I'm training a model to determine if two people are the same. The model should take in two people(represented as dataframe rows)

I'm trying to label paired data of the form

Id  | age    | gender| occupation  | region | height | weight(kg)
100 | 16     | 0     | "plumber"   | na     | 169    | 20
300 | 50     | 1     | na          | africa | 12     | 90
Id  | age    | gender| occupation  | region | height | weight(kg)
100 | 16     | 0     | "plumber"   | na     | 169    | 20
700 | 100    | 0     | na          | africa | 12     | 90

Each of these pairs is sent to separate csv files for labeling, since I want to train a classifier that takes in pairs of people rows, and labels them as duplicates or not.

As you can see, if I have only 10 people, this could quickly get out of hand. 10 C 2 = 45 pairs.

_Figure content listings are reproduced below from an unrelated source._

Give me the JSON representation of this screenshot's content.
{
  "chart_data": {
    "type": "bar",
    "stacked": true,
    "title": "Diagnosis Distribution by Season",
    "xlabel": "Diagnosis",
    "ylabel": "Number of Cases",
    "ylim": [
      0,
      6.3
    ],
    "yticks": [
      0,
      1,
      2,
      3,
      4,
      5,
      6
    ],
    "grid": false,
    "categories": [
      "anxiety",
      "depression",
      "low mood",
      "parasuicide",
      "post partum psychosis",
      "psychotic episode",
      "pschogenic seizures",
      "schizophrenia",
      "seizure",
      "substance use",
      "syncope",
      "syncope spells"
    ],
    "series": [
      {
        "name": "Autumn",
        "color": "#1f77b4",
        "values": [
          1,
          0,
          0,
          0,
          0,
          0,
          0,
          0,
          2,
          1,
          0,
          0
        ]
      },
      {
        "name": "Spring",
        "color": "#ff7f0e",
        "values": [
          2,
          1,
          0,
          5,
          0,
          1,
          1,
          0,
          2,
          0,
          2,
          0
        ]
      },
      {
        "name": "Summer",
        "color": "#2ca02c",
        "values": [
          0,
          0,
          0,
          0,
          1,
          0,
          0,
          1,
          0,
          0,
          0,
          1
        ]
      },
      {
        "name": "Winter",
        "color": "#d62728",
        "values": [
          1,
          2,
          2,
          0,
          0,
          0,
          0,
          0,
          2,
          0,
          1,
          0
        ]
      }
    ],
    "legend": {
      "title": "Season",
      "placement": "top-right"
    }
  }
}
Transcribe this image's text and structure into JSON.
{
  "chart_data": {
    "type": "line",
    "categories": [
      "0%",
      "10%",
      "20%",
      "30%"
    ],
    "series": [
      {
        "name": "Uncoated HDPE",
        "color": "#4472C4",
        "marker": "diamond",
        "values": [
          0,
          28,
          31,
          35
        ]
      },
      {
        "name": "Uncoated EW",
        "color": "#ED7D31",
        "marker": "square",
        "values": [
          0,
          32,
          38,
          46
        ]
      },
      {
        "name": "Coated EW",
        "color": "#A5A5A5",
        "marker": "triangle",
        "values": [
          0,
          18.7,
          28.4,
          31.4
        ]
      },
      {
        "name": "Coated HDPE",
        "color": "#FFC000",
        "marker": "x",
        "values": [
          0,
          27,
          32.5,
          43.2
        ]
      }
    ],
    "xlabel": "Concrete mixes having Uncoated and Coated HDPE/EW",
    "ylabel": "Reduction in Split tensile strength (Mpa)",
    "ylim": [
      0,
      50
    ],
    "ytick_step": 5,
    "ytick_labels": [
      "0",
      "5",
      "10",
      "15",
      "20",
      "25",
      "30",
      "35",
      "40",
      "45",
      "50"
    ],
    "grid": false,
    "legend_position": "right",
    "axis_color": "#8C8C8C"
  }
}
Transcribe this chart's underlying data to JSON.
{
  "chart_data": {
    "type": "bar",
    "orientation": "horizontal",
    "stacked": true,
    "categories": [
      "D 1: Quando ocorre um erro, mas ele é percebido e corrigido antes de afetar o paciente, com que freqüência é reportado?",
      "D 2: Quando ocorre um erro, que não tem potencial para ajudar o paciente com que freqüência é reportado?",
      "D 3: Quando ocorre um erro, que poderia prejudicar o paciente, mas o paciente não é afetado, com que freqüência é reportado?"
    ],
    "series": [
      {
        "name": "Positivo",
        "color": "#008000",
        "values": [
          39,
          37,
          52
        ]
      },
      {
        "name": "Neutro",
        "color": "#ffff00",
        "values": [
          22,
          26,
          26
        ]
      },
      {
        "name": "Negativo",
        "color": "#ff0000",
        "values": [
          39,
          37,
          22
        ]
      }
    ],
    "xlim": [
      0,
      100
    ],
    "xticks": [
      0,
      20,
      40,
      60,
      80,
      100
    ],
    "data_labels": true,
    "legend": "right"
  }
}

Any ideas, on how to make labeling the data easier?

I've thought about doing this in excel, but I feel like opening this many excel files is sure to create issues.

2

There are 2 answers

0
coderboi On BEST ANSWER

So I figured it out, I just need to pair the rows in excel, ie row1 features, row2 features, label. It is pretty annoying to read the features horizontally, but if I use an external monitor or 2 it isn't terrible.

0
Prune On
  • Sort the data frame O(N*log(N))
  • Check to see whether adjacent rows are equal O(N)

To do something with adjacent rows, simply shift the column one position; compare each row to the original.